Ryan Zinke’s messy week

Confusion and scandal at the Department of the Interior

By I.K. | WASHINGTON, DC

COMPARED to the powerful interior ministries of most countries, which manage national-security and immigration portfolios, America’s Department of the Interior (DoI) is a humble agency. It manages vast lands owned by the federal government, oversees national parks and ministers over Native American reservations and territories like Puerto Rico. The secretary in charge of it often goes unnoticed. But Ryan Zinke, Donald Trump’s boulder-jawed secretary of the interior, is currently attracting attention.

Like several other cabinet members, past and present, in the Trump administration, Mr Zinke is embroiled in scandal. This has created a lot of work for the department’s inspector-general, the internal watchdog. But the response from the Trump administration has not been to ditch Mr Zinke, but to instead try and dispatch with the meddlesome inspector-general. On October 17th, the Hill, an American newspaper, reported that a political appointee from the Department of Housing and Urban Development (HUD) would be replacing the inspector-general, even as her office investigates Mr Zinke on at least four fronts. This sparked outrage. Inspectors-general are typically non-partisan and are usually kept in place—even after presidential transitions. The current one, Mary Kendall, has held the role since 2009. When asked for comment, the DoI issued only press statements directing reporters to the White House. The next day, the DoI said that the staff move announcement by HUD in fact “had false information in it”, and that Ms Kendall would keep her job for the time being.

If the botched fake-sacking of Ms Kendall seems bizarre, so are many of the episodes that she is investigating. Before the details were made public, the DoI had been prepared to pay $139,000 to replace six doors in Mr Zinke’s office. Mr Zinke insisted that a special flag be flown whenever he entered agency headquarters (the deputy secretary got one too). A real-estate deal with David Lesar, the chairman of Halliburton, an oil-services firm, in Mr Zinke’s hometown of Whitefish, Montana, is also being investigated. The deal seemed designed to set up Mr Zinke with a microbrewery after he left office. On October 18th, it was reported that the inspector-general had issued a report faulting Mr Zinke for improperly bringing his wife, a non-government employee, along in official vehicles. According to the report, he instructed staff to research the possibility of making his wife an official DoI volunteer, which would have allowed her to travel with him for free.

As with Scott Pruitt, former head of the Environmental Protection Agency, such scandals have overshadowed the agency’s actual activities. These are also troubling. The top tiers of the DoI include former lobbyists and advocates for mining and energy firms, which lease federal land from the agency for extraction. Mr Zinke appears to have been much less taken with the agency’s traditional mission of land conservation than “achieving American energy dominance”.
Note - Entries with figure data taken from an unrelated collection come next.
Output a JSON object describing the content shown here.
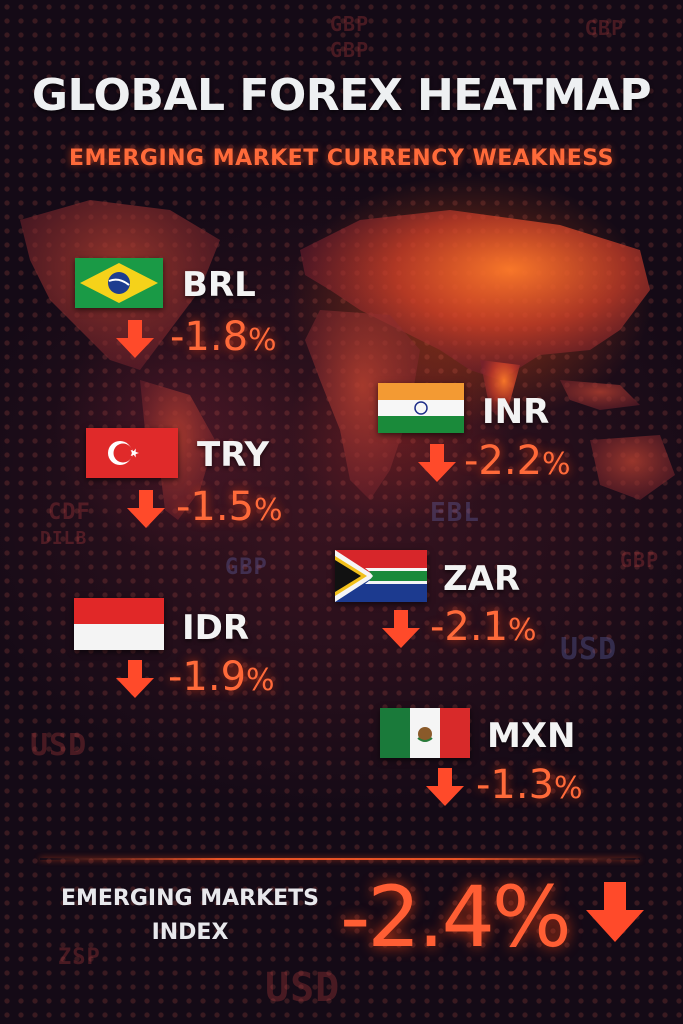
{
  "header": {
    "title": "GLOBAL FOREX HEATMAP",
    "subtitle": "EMERGING MARKET CURRENCY WEAKNESS"
  },
  "currencies": [
    {
      "code": "BRL",
      "change": "-1.8",
      "pct": "%",
      "flag": "brazil-flag",
      "direction": "down"
    },
    {
      "code": "TRY",
      "change": "-1.5",
      "pct": "%",
      "flag": "turkey-flag",
      "direction": "down"
    },
    {
      "code": "IDR",
      "change": "-1.9",
      "pct": "%",
      "flag": "indonesia-flag",
      "direction": "down"
    },
    {
      "code": "INR",
      "change": "-2.2",
      "pct": "%",
      "flag": "india-flag",
      "direction": "down"
    },
    {
      "code": "ZAR",
      "change": "-2.1",
      "pct": "%",
      "flag": "south-africa-flag",
      "direction": "down"
    },
    {
      "code": "MXN",
      "change": "-1.3",
      "pct": "%",
      "flag": "mexico-flag",
      "direction": "down"
    }
  ],
  "index": {
    "label_line1": "EMERGING MARKETS",
    "label_line2": "INDEX",
    "value": "-2.4%",
    "direction": "down"
  },
  "background_words": [
    "GBP",
    "CDF",
    "DILB",
    "GBP",
    "USD",
    "USD",
    "USD",
    "ZSP",
    "GBP",
    "EBL",
    "GBP",
    "GBP"
  ],
  "colors": {
    "accent": "#ff6a3a",
    "title": "#eef0f2",
    "background": "#140a16"
  }
}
Much of the operational details of the department have been left to Mr Zinke’s deputy secretary, David Bernhardt. Mr Bernhardt worked for the agency during the Bush administration, before taking a job representing oil companies during Barack Obama’s presidency. The agency has undone emissions rules, making it easier for companies drilling on federal and tribal lands to emit methane, an especially potent greenhouse gas. It has also redrawn the boundaries of national monuments to make them radically smaller. An investigation is also looking into whether Mr Zinke redrew the lines for one of the sites, the Grand Staircase-Escalante National Monument in Utah, to benefit a Republican state legislator.

In its budget requests to Congress, the DoI has repeatedly asked for steep cuts to the Bureau of Land Management, which operates mining leases. “They basically want to cripple their ability to hold accountable oil companies that drill on public lands,” says Chris Saeger, the director of the Western Values Project, a conservation group critical of Mr Zinke. “That is to create an artificial problem where they don’t have enough resources to police, and then use that as a pretext to get rid of the rules altogether”. In a more normal administration, Mr Zinke’s misadventures might have got him fired. In the current administration, they barely make headlines.